Will the Fed manage to create higher inflation expectations in the period ahead?
Last Thursday, the Consumer Price Index (CPI) in the United States was released. It showed a further decline to 0% on a monthly basis, from the previous 0.2% and on expectations of 0.1%. The core CPI, the release that does not include food and energy prices, performed in a similar manner.
Considering that we have a Fed that is “inflation-centric” and that it just changed its mandate in the middle of a pandemic to target average inflation targeting, such resilience makes one wonder what is going on? Will the Fed rely solely on fighting the pandemic now and focus on inflation later?
Also, some investors, like the legendary Stanley Druckenmiller, appeared several times in public, stating that he fears much higher inflation in the United States in the next five to six years. Well, if that is the case, it is certainly not visible yet.
US: CPI Inflation. Source: Oxford Economics
Disinflation Coming in 2021
No one says that higher inflation will come in the years ahead. However, traders and investors must understand the difference between different types of inflation.
For instance, everyone has heard of hyperinflation. This is what happened in Venezuela, Zimbabwe, Argentina and Turkey – the money lost value fast.
Disinflation refers to a decline in the inflation rate. However, it still shows inflationary prices, although the rate moves from a higher to lower inflation. For instance, a move from 6% inflation to 4% inflation is called disinflation.
Finally, when inflation drops below zero, deflation occurs. Out of the three, this is the most difficult one to combat with traditional monetary policy tools. Moreover, as we have seen in the last years, it is difficult to combat also with unconventional monetary policy tools (e.g., quantitative easing).

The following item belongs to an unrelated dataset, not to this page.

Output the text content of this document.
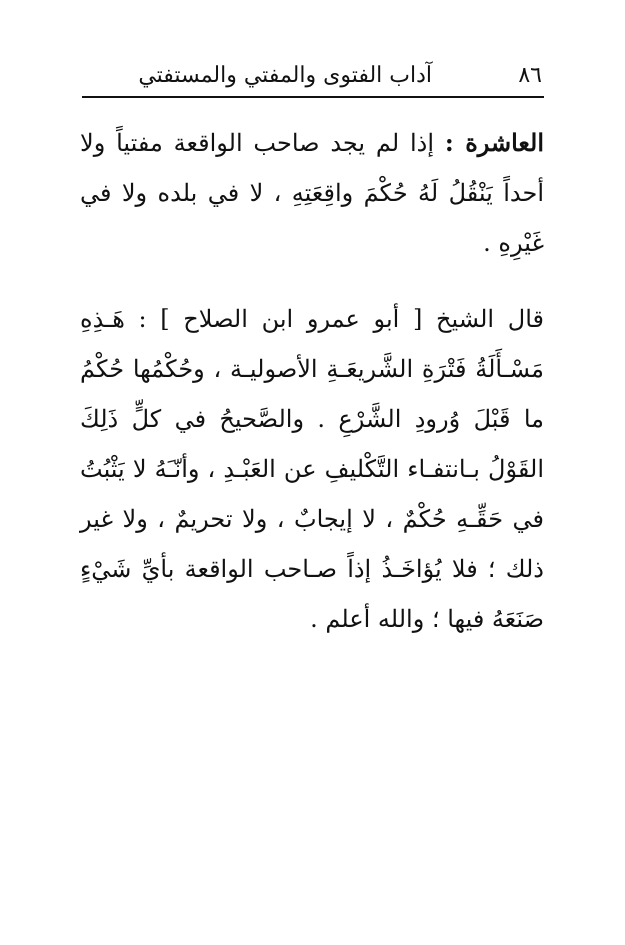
٨٦
آداب الفتوى والمفتي والمستفتي

العاشرة : إذا لم يجد صاحب الواقعة مفتياً ولا أحداً يَنْقُلُ لَهُ حُكْمَ واقِعَتِهِ ، لا في بلده ولا في غَيْرِهِ .

قال الشيخ [ أبو عمرو ابن الصلاح ] : هَـذِهِ مَسْـأَلَةُ فَتْرَةِ الشَّريعَـةِ الأصوليـة ، وحُكْمُها حُكْمُ ما قَبْلَ وُرودِ الشَّرْعِ . والصَّحيحُ في كلٍّ ذَلِكَ القَوْلُ بـانتفـاء التَّكْليفِ عن العَبْـدِ ، وأنّـَهُ لا يَثْبُتُ في حَقِّـهِ حُكْمٌ ، لا إيجابٌ ، ولا تحريمٌ ، ولا غير ذلك ؛ فلا يُؤاخَـذُ إذاً صـاحب الواقعة بأيِّ شَيْءٍ صَنَعَهُ فيها ؛ والله أعلم .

A study ran by Oxford Economics sees disinflation as the theme in 2021. More precisely, while the headline inflation is expected to rise above the 2.5% level in the first half of the year, it is seen declining toward 1.5% in the second half of 2021.
However, such scenarios are difficult to predict with accuracy. Inflation, as we have seen many times, depends on a lot of factors. Oil prices, for instance, are one such factor—also, the velocity of money and the willingness of the consumer to spend.
All in all, future inflation levels will depend on how the pandemic evolves. For now, higher inflation levels are seen only if and when the world manages to handle the pandemic. Until then, the zero and below levels are more likely.